Kent Desormeaux aptly described his mount, Big Brown, as a very intellectual horse. Many outside the horse world would scoff at such an assertion, but those who deal with horses everyday know that some horses have a certain quality that sets them apart from their peers. The most glaring example of this, in my opinion, was Barbaro.

Take the Preakness. Barbaro was a generally level-headed horse. He didn’t fight in training or in races, but simply did what was asked of him and usually complied with whatever he was asked to do. He didn’t get really riled up before races, but took everything in stride, handling his races like a veteran. On Preakness day, however, he did a very unBarbarolike thing, and broke through the gate prematurely.

Now, this is where my speculation comes in. The facts are that he was an athlete at the top of his game, and was so fit and ready that perhaps he simply reacted too quickly and made an honest mistake. However, I think that just as animals can sense oncoming natural disaster, Barbaro knew something was amiss. I honestly doubt that he had any sort of lameness or injury coming into that race. I don’t even think he hurt himself breaking early. What I do believe is that he could sense that something was wrong, that some bad thing awaited him out on that long stretch of track. If my theory is correct, he probably became agitated, jumpy, and perhaps he impulsively leapt forward, unsure of his sense of foreboding.

Dramatic, I know. Essentially, only Prado could have felt these things, and in reality these reactions would have occurred so quickly-in a matter of milliseconds-that he would have had no way of knowing if Barbaro was upset or merely eager.

This example can segway into today’s Belmont. Something was wrong with Big Brown, no matter what the vets say. Now, there may be nothing physically wrong with the horse, yet no one who saw that race can legitimately state that the horse is perfectly fine. No horse can plausibly come off two major easy wins to struggle home last in their next start.

First, Big Brown was rank in the stretch, fighting Desormeaux and slashing about with an uneven stride. He may have been struggling with the track, but whatever forces Big Brown was up against, they made his stride choppy and forceful, and he never really got into a rhythm. He darted right, his entire body convulsing in the effort, his head up and shaking. He was boxed in for a few strides, and then Kent steered him out of the pack and into a clear spot going into the turn.

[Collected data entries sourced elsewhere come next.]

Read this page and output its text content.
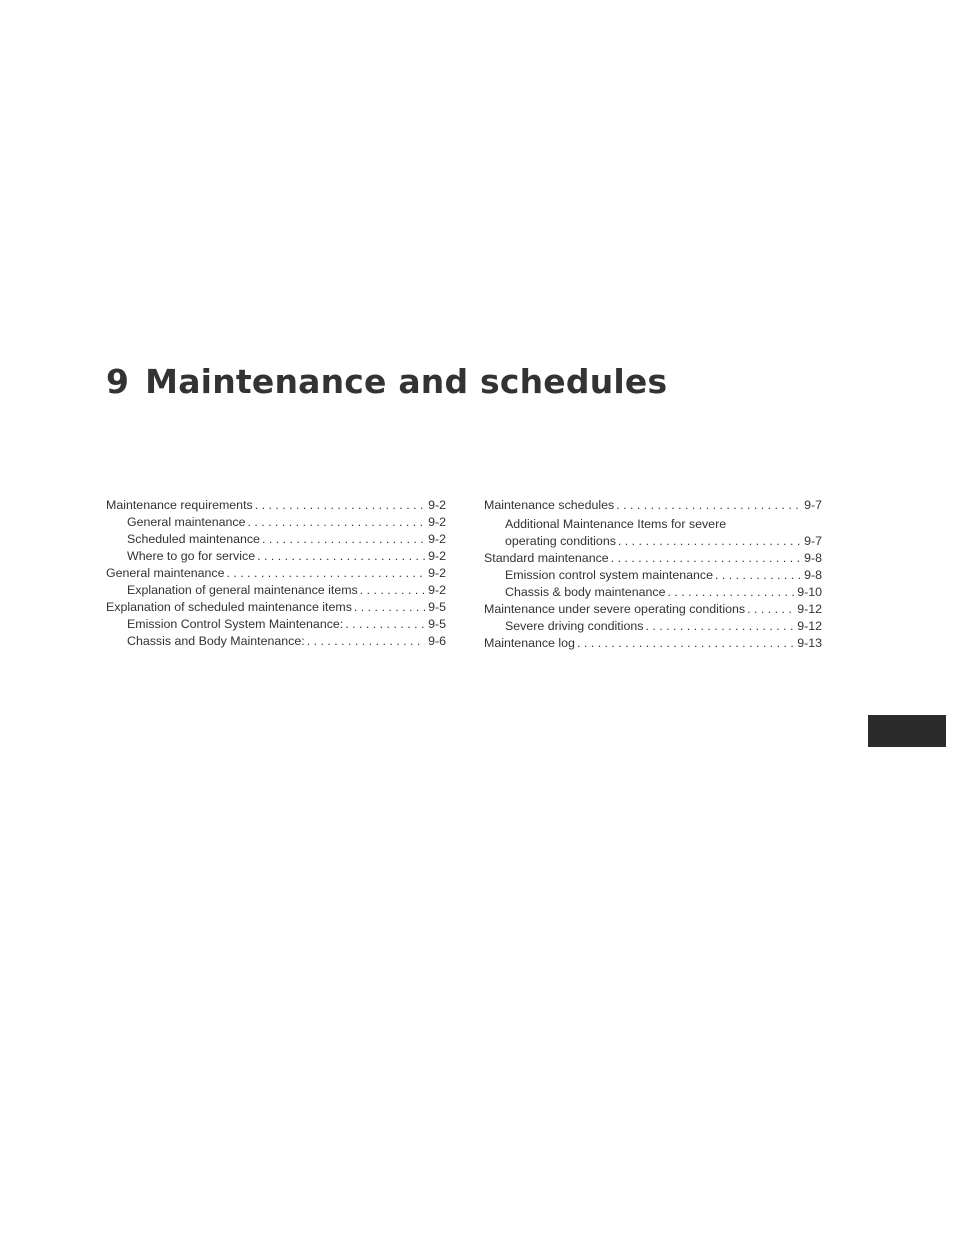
9 Maintenance and schedules
Maintenance requirements . . .	9-2
General maintenance . . .	9-2
Scheduled maintenance . . .	9-2
Where to go for service . . .	9-2
General maintenance . . .	9-2
Explanation of general maintenance items . . .	9-2
Explanation of scheduled maintenance items . . .	9-5
Emission Control System Maintenance: . . .	9-5
Chassis and Body Maintenance: . . .	9-6
Maintenance schedules . . .	9-7
Additional Maintenance Items for severe
operating conditions . . .	9-7
Standard maintenance . . .	9-8
Emission control system maintenance . . .	9-8
Chassis & body maintenance . . .	9-10
Maintenance under severe operating conditions . . .	9-12
Severe driving conditions . . .	9-12
Maintenance log . . .	9-13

Along the backstretch, Big Brown sat third, far outside and stumbling along. There was just something strange about the way he ran. It was as if for the first time in his life, he had to work to run. The long, gliding strides he flaunted in previous races were suddenly gone, and now he chopped away at the huge Belmont oval, Da’ Tara floating along in the lead. Coming into the far turn, the back of the pack began to bunch up behind Big Brown, and instead of blowing away from them, he stayed put, seemingly frozen in time. They swarmed around him, engulfed him, and left him behind.

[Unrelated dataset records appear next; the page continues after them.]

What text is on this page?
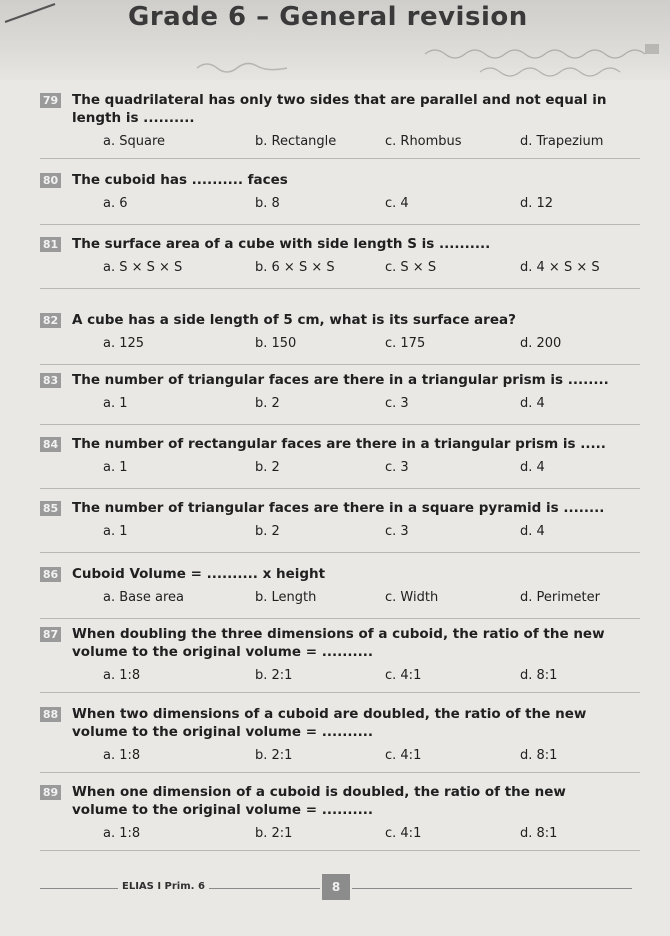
Grade 6 – General revision
79 The quadrilateral has only two sides that are parallel and not equal in
length is ..........
a. Square	b. Rectangle	c. Rhombus	d. Trapezium
80 The cuboid has .......... faces
a. 6	b. 8	c. 4	d. 12
81 The surface area of a cube with side length S is ..........
a. S × S × S	b. 6 × S × S	c. S × S	d. 4 × S × S
82 A cube has a side length of 5 cm, what is its surface area?
a. 125	b. 150	c. 175	d. 200
83 The number of triangular faces are there in a triangular prism is ........
a. 1	b. 2	c. 3	d. 4
84 The number of rectangular faces are there in a triangular prism is .....
a. 1	b. 2	c. 3	d. 4
85 The number of triangular faces are there in a square pyramid is ........
a. 1	b. 2	c. 3	d. 4
86 Cuboid Volume = .......... x height
a. Base area	b. Length	c. Width	d. Perimeter
87 When doubling the three dimensions of a cuboid, the ratio of the new
volume to the original volume = ..........
a. 1:8	b. 2:1	c. 4:1	d. 8:1
88 When two dimensions of a cuboid are doubled, the ratio of the new
volume to the original volume = ..........
a. 1:8	b. 2:1	c. 4:1	d. 8:1
89 When one dimension of a cuboid is doubled, the ratio of the new
volume to the original volume = ..........
a. 1:8	b. 2:1	c. 4:1	d. 8:1
ELIAS I Prim. 6	8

Kent urged Big Brown on with his body, then his hands, but never went to the whip. He got no response. As the field drifted away, he knew there was no hope. He sat up and took a hold of Big Brown’s mouth. Whatever had happened, he knew he shouldn’t push the horse, and he eased him up and cantered home. Big Brown fought him at first, his head shaking wildly again, but even then his stride was more up and down then long and low, and his legs flailed about. He finally submitted and cantered out, tail flagging.

Had Big Brown subconsciously sensed some impending danger? Probably not, but one does wonder if perhaps he received some vibe that today was not his day, and that perhaps such a “thought” consumed his mind, taking his focus off running. As of Saturday afternoon, he was not lame and considered fine, yet something made Big Brown falter, and Kent Desormeaux did the absolutely right thing by listening to his horse.

Kent’s actions may have prevented a tragedy. Pushing Big Brown could have upset some internal balance and caused another racing tragedy. The death of Barbaro was tragic, the death of Eight Belles even more so. The death of Big Brown would have split the racing world wide open and maybe even permanently crippled it. On the other hand, Big Brown could have simply been overcome by the heat and been jostled around in the first stretch, causing him to become a bit sour and unwilling to exert himself. It’s all how you view it.

History was made today, just not in the way so many had hoped. An unknown New York challenger burst out of the gate, made the lead, and never looked back. Big Brown provided the world with a dramatic and memorable loss. His greatness was never really proved, and with luck, he’ll be back on the track later this summer, proving himself against tougher competition. Only then will we know the true reaches of his ability.

Most of all, Kent Desormeaux did a great service to the racing world. By pulling up Big Brown, he showed us all that this sport is not centered on money, greed, or words, but on the horse. It is the horse that lofts the dreams, hopes, and lives of the entire racing microcosm over the mighty racecourses of the world. For this, the horse must be prized above all, cared for above all, and protected above all. Kent is a true horseman, for he realizes that this great sport of kings is about the horses, and the dreams that those horses foster.